I rehash all this because, as my 35th birthday looms, I realize there are things about myself from age 17 that I'd like to recapture, and from age 21 and 24 as well. I was so busy trying to leave those years behind, I threw out a bit of the baby with the bathwater, so to speak. (Hey Kristin, remember that play?) So all this comes to mind right now.

The night I found out that my Ex-Boyfriend was getting married, I almost caused a car accident. My husband was driving us home from a short vacation on my birthday, and Kristin called me to tell me. My reaction was extreme, and I was as shocked at myself as the Ex-Husband was shocked at me. We wound up having a long, painful talk. Somehow we got past it... sort of. I do think that that conversation, however, did push us farther down the slide to divorce. That night is a very dark black spot in my past, and was fodder for a lot more therapy sessions.

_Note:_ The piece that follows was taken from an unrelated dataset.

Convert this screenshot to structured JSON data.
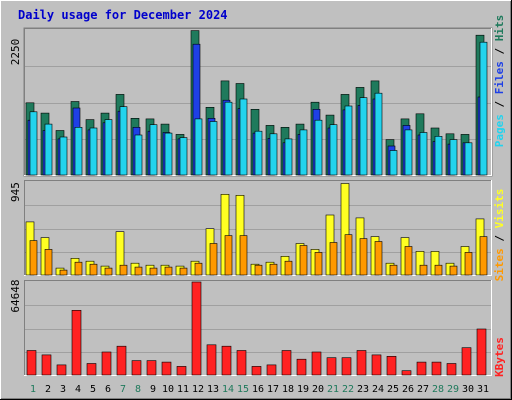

Something I thought wouldn't hurt me nearly knocked me out. Something I thought I had dealt with managed to take hold of me as though I had never had a single therapy session about it. Something that I thought I had left far in my past suddenly felt like a fresh, gaping, open wound. Sort of like waking up from a coma and finding out your lover is married to someone else, your parents are dead, and every foundation your life was based on has disappeared. Disorienting, to say the least.

That night was less than five years ago, maybe four. I feel as though I've lived a lifetime since then. Kind of like the lifetime I felt I'd lived between the day my ex-boyfriend and I called it quits for good, and my wedding day. It had actually only been four years. A lot of things seemed clearer to me in 1998, and a lot more things seem clearer now. A lot more hidden drives have also appeared. So I have some collecting to do.

I guess this year, I'm purging more than my wardrobe. Deciding what to keep is applying to more than just shoes and sweaters.

2 comments:

tornwordo said...

Wow, that was kind of heavy, but uplifting too. Made me think of my exes. If I dig enough, I can reach the pain still.

Dr. Zoom said...

Excellent piece, and an apt analogy.

Of course, this was almost trumped by the nostalgia evoked by the allusion to "Baby and the Bathwater." Not that I was in it, or even involved in it, but that was about the time I was getting involved in theater down here in Springpatch.